Nesse contexto, a suplência passou a constituir-se em oportunidade educativa para um largo segmento da população, com três trajetórias escolares básicas: para os que iniciam a escolaridade já na condição de adultos trabalhadores; para adolescentes e adultos jovens que ingressaram na escola regular e a abandonaram, há algum tempo, frequentemente motivados pelo ingresso no trabalho ou em razão de movimentos migratórios; (MANFREDI, 1998; GUIDELLI, 1996; DI PIERRO, 2003) para adolescentes que ingressaram e cursaram recentemente a escola regular, mas acumularam aí grandes defasagens entre a idade e a série cursada.

Prevista na lei, ela se concretizou na possibilidade de organização do ensino nas seguintes modalidades:

 Cursos Supletivos – vigorarand a seriação, a presença obrigatória e como característica diferencial a aceleração, levando a metade de tempo para a conclusão em relação ao ensino regular;

 Centros de Estudo – oferecendo material didático em módulos, a avaliação periódica por disciplina ou módulo e frequência livre;

 Ensino à Distância – através de televisão, programas em vídeo e acompanhamento com monitor.

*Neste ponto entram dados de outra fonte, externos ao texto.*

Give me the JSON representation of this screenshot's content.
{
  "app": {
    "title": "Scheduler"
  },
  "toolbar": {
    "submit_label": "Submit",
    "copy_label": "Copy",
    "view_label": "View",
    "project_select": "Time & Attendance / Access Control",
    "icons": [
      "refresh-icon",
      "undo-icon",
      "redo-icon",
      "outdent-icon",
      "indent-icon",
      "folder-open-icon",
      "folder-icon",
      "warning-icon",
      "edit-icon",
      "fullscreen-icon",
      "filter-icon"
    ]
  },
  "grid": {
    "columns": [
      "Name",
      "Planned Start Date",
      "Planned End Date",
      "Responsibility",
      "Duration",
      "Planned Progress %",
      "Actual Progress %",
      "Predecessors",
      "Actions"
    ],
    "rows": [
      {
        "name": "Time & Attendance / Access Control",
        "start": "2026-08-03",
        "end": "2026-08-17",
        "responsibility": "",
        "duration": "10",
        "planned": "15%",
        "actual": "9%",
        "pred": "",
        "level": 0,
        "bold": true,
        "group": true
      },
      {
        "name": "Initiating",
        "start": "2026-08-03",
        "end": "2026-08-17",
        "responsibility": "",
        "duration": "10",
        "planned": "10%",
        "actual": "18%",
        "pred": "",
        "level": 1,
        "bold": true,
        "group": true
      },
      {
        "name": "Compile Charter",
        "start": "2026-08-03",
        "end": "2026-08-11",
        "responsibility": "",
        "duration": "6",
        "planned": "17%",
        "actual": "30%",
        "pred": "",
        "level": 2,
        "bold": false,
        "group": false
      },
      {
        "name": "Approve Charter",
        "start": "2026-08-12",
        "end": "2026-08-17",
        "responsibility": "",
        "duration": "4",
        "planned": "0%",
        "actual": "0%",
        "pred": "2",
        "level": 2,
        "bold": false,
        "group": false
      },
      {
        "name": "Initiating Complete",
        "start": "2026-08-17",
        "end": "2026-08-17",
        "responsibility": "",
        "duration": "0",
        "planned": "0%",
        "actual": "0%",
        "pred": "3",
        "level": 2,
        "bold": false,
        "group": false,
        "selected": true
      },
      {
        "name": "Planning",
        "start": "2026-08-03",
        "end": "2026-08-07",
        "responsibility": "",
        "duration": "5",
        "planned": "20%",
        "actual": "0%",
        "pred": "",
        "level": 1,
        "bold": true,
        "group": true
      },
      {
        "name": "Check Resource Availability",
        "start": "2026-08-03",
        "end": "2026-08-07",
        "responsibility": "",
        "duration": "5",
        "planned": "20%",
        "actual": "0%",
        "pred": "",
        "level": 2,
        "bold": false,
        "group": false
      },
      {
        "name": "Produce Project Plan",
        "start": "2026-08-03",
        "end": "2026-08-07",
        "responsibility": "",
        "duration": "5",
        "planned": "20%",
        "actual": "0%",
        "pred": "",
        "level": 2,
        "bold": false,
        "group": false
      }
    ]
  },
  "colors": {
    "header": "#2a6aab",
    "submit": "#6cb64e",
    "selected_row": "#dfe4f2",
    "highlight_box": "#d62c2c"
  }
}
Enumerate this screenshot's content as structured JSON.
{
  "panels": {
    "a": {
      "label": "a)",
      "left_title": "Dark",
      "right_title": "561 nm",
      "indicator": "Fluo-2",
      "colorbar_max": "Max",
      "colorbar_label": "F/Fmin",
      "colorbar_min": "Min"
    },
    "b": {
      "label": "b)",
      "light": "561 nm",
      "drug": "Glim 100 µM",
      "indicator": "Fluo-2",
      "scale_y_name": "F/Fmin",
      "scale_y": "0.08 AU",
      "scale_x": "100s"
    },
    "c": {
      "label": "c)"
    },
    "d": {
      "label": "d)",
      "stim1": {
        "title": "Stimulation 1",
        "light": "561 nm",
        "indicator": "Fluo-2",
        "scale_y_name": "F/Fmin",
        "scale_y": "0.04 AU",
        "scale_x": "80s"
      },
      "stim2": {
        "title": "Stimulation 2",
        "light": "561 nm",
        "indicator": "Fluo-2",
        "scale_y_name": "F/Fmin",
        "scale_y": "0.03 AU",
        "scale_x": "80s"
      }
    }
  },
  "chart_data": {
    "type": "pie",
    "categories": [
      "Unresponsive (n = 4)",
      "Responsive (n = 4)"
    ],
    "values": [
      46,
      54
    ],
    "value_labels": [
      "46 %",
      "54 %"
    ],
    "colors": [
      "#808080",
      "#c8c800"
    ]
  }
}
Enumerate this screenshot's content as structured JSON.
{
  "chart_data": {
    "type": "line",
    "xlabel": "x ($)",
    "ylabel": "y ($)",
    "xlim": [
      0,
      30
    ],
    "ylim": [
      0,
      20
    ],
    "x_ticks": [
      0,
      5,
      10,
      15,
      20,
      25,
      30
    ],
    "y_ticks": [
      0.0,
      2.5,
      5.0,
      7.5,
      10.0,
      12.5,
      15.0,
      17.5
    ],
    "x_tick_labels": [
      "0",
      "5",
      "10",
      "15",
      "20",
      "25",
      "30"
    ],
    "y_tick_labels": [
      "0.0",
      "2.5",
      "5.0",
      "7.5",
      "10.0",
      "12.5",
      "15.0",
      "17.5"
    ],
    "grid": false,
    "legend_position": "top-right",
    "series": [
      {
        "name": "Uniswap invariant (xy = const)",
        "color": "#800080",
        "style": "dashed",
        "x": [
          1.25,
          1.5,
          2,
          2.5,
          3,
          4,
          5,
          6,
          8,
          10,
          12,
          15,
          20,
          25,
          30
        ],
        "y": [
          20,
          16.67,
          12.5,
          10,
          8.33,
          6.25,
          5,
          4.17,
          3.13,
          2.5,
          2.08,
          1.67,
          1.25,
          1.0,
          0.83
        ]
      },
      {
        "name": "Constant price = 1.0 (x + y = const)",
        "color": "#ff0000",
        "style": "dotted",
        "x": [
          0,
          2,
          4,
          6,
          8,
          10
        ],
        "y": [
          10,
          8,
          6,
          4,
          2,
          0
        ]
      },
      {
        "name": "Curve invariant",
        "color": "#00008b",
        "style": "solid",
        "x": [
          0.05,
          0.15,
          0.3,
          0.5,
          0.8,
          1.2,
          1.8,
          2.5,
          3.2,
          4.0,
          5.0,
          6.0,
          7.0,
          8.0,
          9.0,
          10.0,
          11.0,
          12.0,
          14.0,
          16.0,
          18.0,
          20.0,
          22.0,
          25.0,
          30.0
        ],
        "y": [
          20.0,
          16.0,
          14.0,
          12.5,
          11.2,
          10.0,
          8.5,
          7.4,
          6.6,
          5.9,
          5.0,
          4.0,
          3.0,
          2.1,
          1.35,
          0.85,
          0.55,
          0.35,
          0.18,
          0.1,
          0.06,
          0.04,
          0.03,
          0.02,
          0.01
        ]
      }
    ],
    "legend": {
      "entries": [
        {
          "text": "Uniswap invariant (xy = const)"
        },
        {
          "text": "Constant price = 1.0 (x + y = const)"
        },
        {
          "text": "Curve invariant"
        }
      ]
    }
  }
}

Como exemplo, na década de 80, tínhamos o programa Logus I, destinado à formação de jovens e adultos, chamada então de ensino supletivo, que atendia a aprendizes até o nono ano e o programa Logus II, atendendo a suplência de ensino médio para a formação dos professores, dando direito a estes da certificação para o Magistério do Ensino Fundamental. Hoje temos os programas governamentais EJA – Educação de Jovens e Adultos e CESEC – Centro de educação Supletiva e Educação Continuada (GALVÃO e SOARES, 2004; DI PIERRO 2001, 2004).